Good thing we have all clarified by example, eh.


On May 21, 2011, at 7:44 PM, Nicholas Thompson wrote:

Sorry, everybody: When I made my comment about WordPress being nerdy, I was confused.

N

From: David Collins [mailto:collida...@gmail.com]
Sent: Saturday, May 21, 2011 7:31 PM
To: disc...@sfcomplex.org
Subject: Re: [sfx: Discuss] Re: [FRIAM] blog recomendations?

It's worth noting that choice of platform can have more impact on social behavior than we might first acknowledge.

Wordpress implies primarily a call-and-response narrative that distinguished between content producers and content users. Readers can contribute, but mostly in the form of response to narrative framed by site editors.

Mediawiki in its basic format invites user-originated content, but does not promote the classic workflow paradigms that have long assured quality publication -- for example, there's no clean, out-of- the-box provision for pre-publication drafts. As a CMS, it's particularly robust, but it was developed to reflect an ideology of openness now embedded in the software. The way the software associates discussion pages with articles presumes content- production discussions to be open. The software can be modded, but out of the box offers no venue for closed or role-limited editorial discussion.
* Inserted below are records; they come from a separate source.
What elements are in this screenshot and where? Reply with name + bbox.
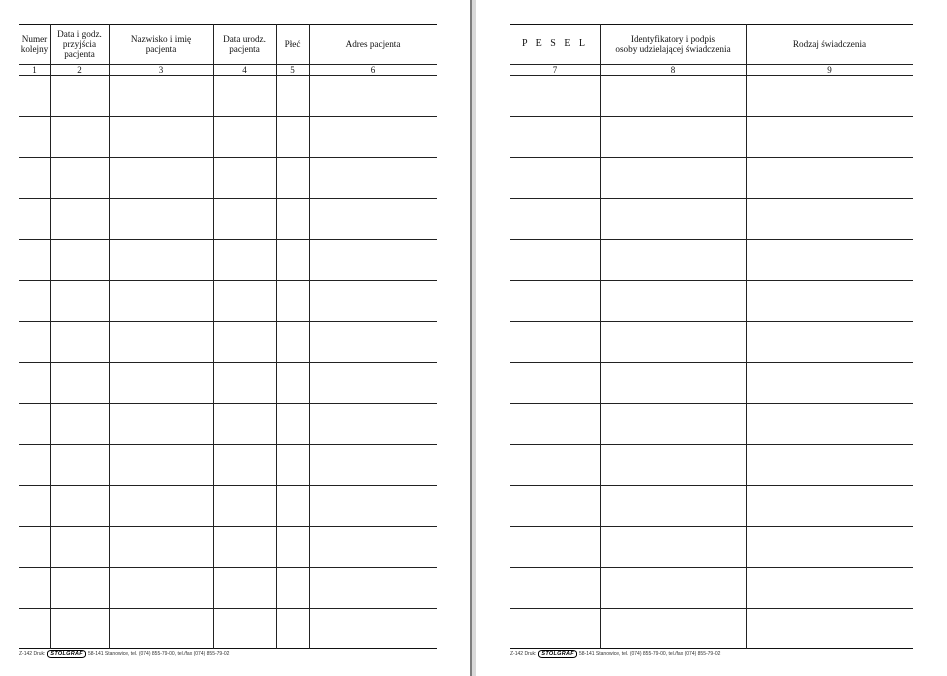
table-cell[interactable] xyxy=(110,445,212,484)
table-cell[interactable] xyxy=(51,76,108,115)
table-cell[interactable] xyxy=(511,404,599,443)
table-cell[interactable] xyxy=(747,527,912,566)
column-header: Data i godz. przyjścia pacjenta xyxy=(57,28,102,60)
table-cell[interactable] xyxy=(277,199,308,238)
table-cell[interactable] xyxy=(214,240,275,279)
left-register-table xyxy=(19,24,437,649)
left-page xyxy=(0,0,470,676)
printer-logo: STOLGRAF xyxy=(538,650,577,658)
table-cell[interactable] xyxy=(51,486,108,525)
table-cell[interactable] xyxy=(511,199,599,238)
table-cell[interactable] xyxy=(214,117,275,156)
table-cell[interactable] xyxy=(601,363,745,402)
table-cell[interactable] xyxy=(747,158,912,197)
table-cell[interactable] xyxy=(601,486,745,525)
table-cell[interactable] xyxy=(747,199,912,238)
table-cell[interactable] xyxy=(110,158,212,197)
table-cell[interactable] xyxy=(601,568,745,607)
table-cell[interactable] xyxy=(277,609,308,648)
column-header: Rodzaj świadczenia xyxy=(792,38,867,49)
table-cell[interactable] xyxy=(747,240,912,279)
table-cell[interactable] xyxy=(277,445,308,484)
table-cell[interactable] xyxy=(511,158,599,197)
table-cell[interactable] xyxy=(214,568,275,607)
table-cell[interactable] xyxy=(214,281,275,320)
table-cell[interactable] xyxy=(20,363,49,402)
table-cell[interactable] xyxy=(310,609,436,648)
table-cell[interactable] xyxy=(214,199,275,238)
table-cell[interactable] xyxy=(110,117,212,156)
table-cell[interactable] xyxy=(511,609,599,648)
table-cell[interactable] xyxy=(601,404,745,443)
table-cell[interactable] xyxy=(110,609,212,648)
column-header: Nazwisko i imię pacjenta xyxy=(130,33,192,54)
table-cell[interactable] xyxy=(601,199,745,238)
table-cell[interactable] xyxy=(51,117,108,156)
table-cell[interactable] xyxy=(214,76,275,115)
table-cell[interactable] xyxy=(277,240,308,279)
table-cell[interactable] xyxy=(747,117,912,156)
table-cell[interactable] xyxy=(601,322,745,361)
table-cell[interactable] xyxy=(310,158,436,197)
table-cell[interactable] xyxy=(51,281,108,320)
right-footer xyxy=(510,650,720,658)
table-cell[interactable] xyxy=(310,199,436,238)
column-header: Numer kolejny xyxy=(20,33,49,54)
table-cell[interactable] xyxy=(214,609,275,648)
table-cell[interactable] xyxy=(51,322,108,361)
column-number: 7 xyxy=(552,64,558,75)
table-cell[interactable] xyxy=(51,199,108,238)
table-cell[interactable] xyxy=(277,76,308,115)
table-cell[interactable] xyxy=(310,404,436,443)
table-cell[interactable] xyxy=(511,445,599,484)
table-cell[interactable] xyxy=(20,527,49,566)
table-cell[interactable] xyxy=(511,240,599,279)
table-cell[interactable] xyxy=(20,199,49,238)
column-header: Identyfikatory i podpis osoby udzielającej świadczenia xyxy=(615,33,731,54)
table-cell[interactable] xyxy=(511,568,599,607)
table-cell[interactable] xyxy=(110,527,212,566)
table-cell[interactable] xyxy=(214,322,275,361)
table-cell[interactable] xyxy=(51,527,108,566)
table-cell[interactable] xyxy=(20,240,49,279)
column-number: 4 xyxy=(242,64,247,75)
table-cell[interactable] xyxy=(511,486,599,525)
table-cell[interactable] xyxy=(214,158,275,197)
column-number: 2 xyxy=(77,64,82,75)
column-number: 3 xyxy=(158,64,164,75)
table-cell[interactable] xyxy=(310,363,436,402)
table-cell[interactable] xyxy=(601,76,745,115)
table-cell[interactable] xyxy=(51,445,108,484)
table-cell[interactable] xyxy=(110,76,212,115)
footer-prefix: Z-142 Druk: xyxy=(19,651,46,657)
table-cell[interactable] xyxy=(20,486,49,525)
table-cell[interactable] xyxy=(747,568,912,607)
table-cell[interactable] xyxy=(20,281,49,320)
table-cell[interactable] xyxy=(511,363,599,402)
table-cell[interactable] xyxy=(110,363,212,402)
table-cell[interactable] xyxy=(511,117,599,156)
table-cell[interactable] xyxy=(214,486,275,525)
table-cell[interactable] xyxy=(277,404,308,443)
column-number: 6 xyxy=(370,64,376,75)
table-cell[interactable] xyxy=(20,76,49,115)
table-cell[interactable] xyxy=(277,281,308,320)
table-cell[interactable] xyxy=(601,240,745,279)
footer-prefix: Z-142 Druk: xyxy=(510,651,537,657)
table-cell[interactable] xyxy=(747,76,912,115)
table-cell[interactable] xyxy=(747,322,912,361)
table-cell[interactable] xyxy=(511,527,599,566)
table-cell[interactable] xyxy=(214,363,275,402)
table-cell[interactable] xyxy=(310,117,436,156)
table-cell[interactable] xyxy=(214,527,275,566)
table-cell[interactable] xyxy=(51,404,108,443)
table-cell[interactable] xyxy=(110,281,212,320)
table-cell[interactable] xyxy=(51,363,108,402)
table-cell[interactable] xyxy=(277,486,308,525)
table-cell[interactable] xyxy=(51,609,108,648)
table-cell[interactable] xyxy=(51,240,108,279)
column-number: 8 xyxy=(670,64,676,75)
table-cell[interactable] xyxy=(277,117,308,156)
table-cell[interactable] xyxy=(214,404,275,443)
table-cell[interactable] xyxy=(747,281,912,320)
table-cell[interactable] xyxy=(747,404,912,443)
table-cell[interactable] xyxy=(20,445,49,484)
table-cell[interactable] xyxy=(20,404,49,443)
table-cell[interactable] xyxy=(310,240,436,279)
table-cell[interactable] xyxy=(110,240,212,279)
table-cell[interactable] xyxy=(20,609,49,648)
column-number: 5 xyxy=(290,64,295,75)
table-cell[interactable] xyxy=(511,76,599,115)
column-header: Płeć xyxy=(284,38,301,49)
table-cell[interactable] xyxy=(511,322,599,361)
column-number: 1 xyxy=(32,64,37,75)
table-cell[interactable] xyxy=(310,281,436,320)
table-cell[interactable] xyxy=(601,527,745,566)
table-cell[interactable] xyxy=(20,158,49,197)
table-cell[interactable] xyxy=(110,404,212,443)
table-cell[interactable] xyxy=(310,322,436,361)
table-cell[interactable] xyxy=(747,486,912,525)
table-cell[interactable] xyxy=(110,568,212,607)
table-cell[interactable] xyxy=(601,158,745,197)
table-cell[interactable] xyxy=(747,445,912,484)
table-cell[interactable] xyxy=(110,322,212,361)
column-header: Data urodz. pacjenta xyxy=(223,33,266,54)
column-number: 9 xyxy=(827,64,832,75)
table-cell[interactable] xyxy=(20,322,49,361)
row-divider xyxy=(510,648,913,649)
table-cell[interactable] xyxy=(310,76,436,115)
table-cell[interactable] xyxy=(511,281,599,320)
table-cell[interactable] xyxy=(601,445,745,484)
table-cell[interactable] xyxy=(310,486,436,525)
table-cell[interactable] xyxy=(277,568,308,607)
table-cell[interactable] xyxy=(20,117,49,156)
table-cell[interactable] xyxy=(747,363,912,402)
footer-address: 58-141 Stanowice, tel. (074) 855-79-00, tel./fax (074) 855-79-02 xyxy=(578,651,721,657)
table-cell[interactable] xyxy=(110,486,212,525)
table-cell[interactable] xyxy=(110,199,212,238)
column-header: Adres pacjenta xyxy=(345,38,401,49)
table-cell[interactable] xyxy=(747,609,912,648)
table-cell[interactable] xyxy=(277,527,308,566)
table-cell[interactable] xyxy=(601,609,745,648)
footer-address: 58-141 Stanowice, tel. (074) 855-79-00, tel./fax (074) 855-79-02 xyxy=(87,651,230,657)
printer-logo: STOLGRAF xyxy=(47,650,86,658)
table-cell[interactable] xyxy=(20,568,49,607)
column-header: P E S E L xyxy=(521,38,589,50)
right-page xyxy=(476,0,947,676)
table-cell[interactable] xyxy=(277,322,308,361)
table-cell[interactable] xyxy=(310,445,436,484)
table-cell[interactable] xyxy=(601,281,745,320)
left-footer xyxy=(19,650,229,658)
table-cell[interactable] xyxy=(51,568,108,607)
table-cell[interactable] xyxy=(214,445,275,484)
table-cell[interactable] xyxy=(51,158,108,197)
row-divider xyxy=(19,648,437,649)
table-cell[interactable] xyxy=(277,158,308,197)
table-cell[interactable] xyxy=(601,117,745,156)
table-cell[interactable] xyxy=(277,363,308,402)
right-register-table xyxy=(510,24,913,649)
table-cell[interactable] xyxy=(310,527,436,566)
table-cell[interactable] xyxy=(310,568,436,607)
Drupal is more readily configured for granular or even open access to support user contributions to an expanding content base. Drupal could probably be configured to serve as both traditional newsroom workflow management system and a publication platform. But the complexity of the system implies a culture defined by a separation between developers and content contributors. It would take some modular development to allow integration of diverse forms of user- generated data other than text.

Hubzero provides some of all the above, while providing a platform for sharing of high-level scientific models, and a bit of facebook- style social networking. It too implies the availability of a specialized community of developers. It's open source and free for those who can figure it out, but a $50,000 pricetag for hosted access suggests the level of complexity under the hood. It's certainly not plug-and-play like Wordpress and its more complex by an order of magnitude compared to what may be the leading open- source social networking system Elgg.
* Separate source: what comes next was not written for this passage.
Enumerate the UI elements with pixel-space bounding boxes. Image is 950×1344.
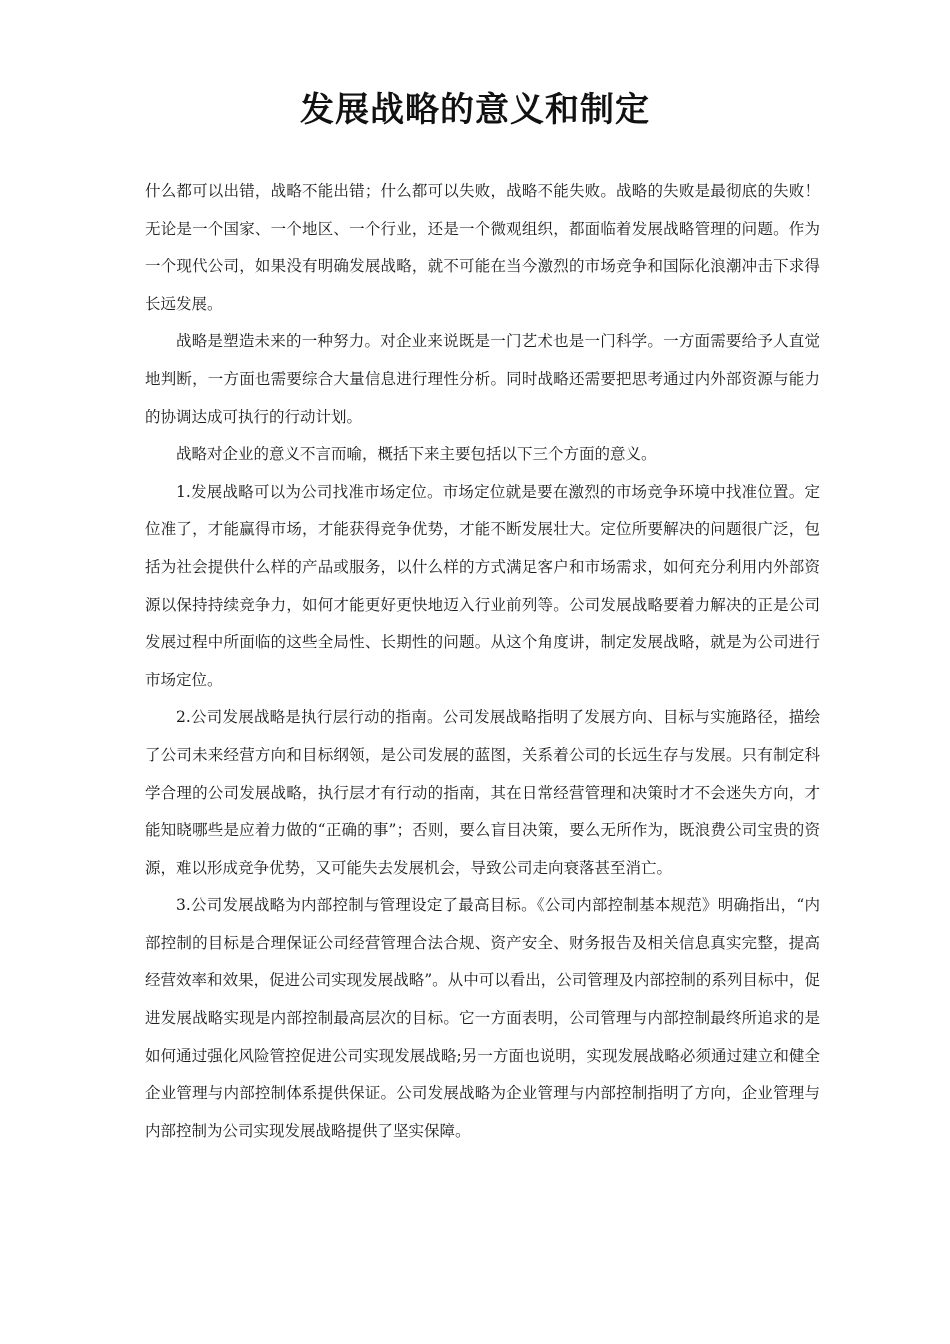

Each approach has proven to be productive in many ways for various purposes, but the fact remains that choice of content system informs and reflects choices about how we communicate in groups.

--- David

On Sat, May 21, 2011 at 7:37 PM, Owen Densmore <o...@backspaces.net> wrote: I totally agree. For someone not ever wanting their own hosting site, the big three (wordpress.com, blogger, and google sites) certainly make sense.

Tumblr was new to me and is getting some nice street cred:
       http://www.orphicpixel.com/tumblr-vs-wordpress/

Because I *really* would require the ability to move my site from one place to another (maybe no one else cares!), I'd look at:
       http://codex.wordpress.org/Importing_Content

But all in all, the only reason *not* to use wordpress is that it sometimes can require you're writing php for themes. But the newer default theme is not the Huge But Ugly Button theme (Kubrick). The plusses of wordpress are pretty overwhelming:
       - Easy to import/export
       - Easy to self host and convert to self hosting later
       - Lots of folks can help you use it
       - Gets steadily better every release
       - Great support for plugins
       - Great update support

       -- Owen

On May 21, 2011, at 5:07 PM, David Collins wrote:

> Dreamweaver and plain old HMTL work great, but they require going outside the CMS for such an ubiquitous feature as user comments though cloud-sourced user comments can bridge that gap.
>
> Wordpress has features not found in Dreamweaver including tags, feeds, indexing (with on-page indexes) and a super-accessible admin interface, and much much more in plugins. A big site running on Dreamweaver can become daunting to modify if one hasn't anticipated a good approach for configuring site-wide theme elements.
>
> On Sat, May 21, 2011 at 11:41 AM, Owen Densmore <o...@backspaces.net> wrote:
> Nice summary.
>
> BTW: Odd no one suggested simply using Dreamweaver or similar tool. Just plain old fashioned web pages and images up in the cloud work just fine for most folks needing a simple site.
>
> And I think both Mac and Windows have built-in HTML/Site editors, and also hosting of some sort.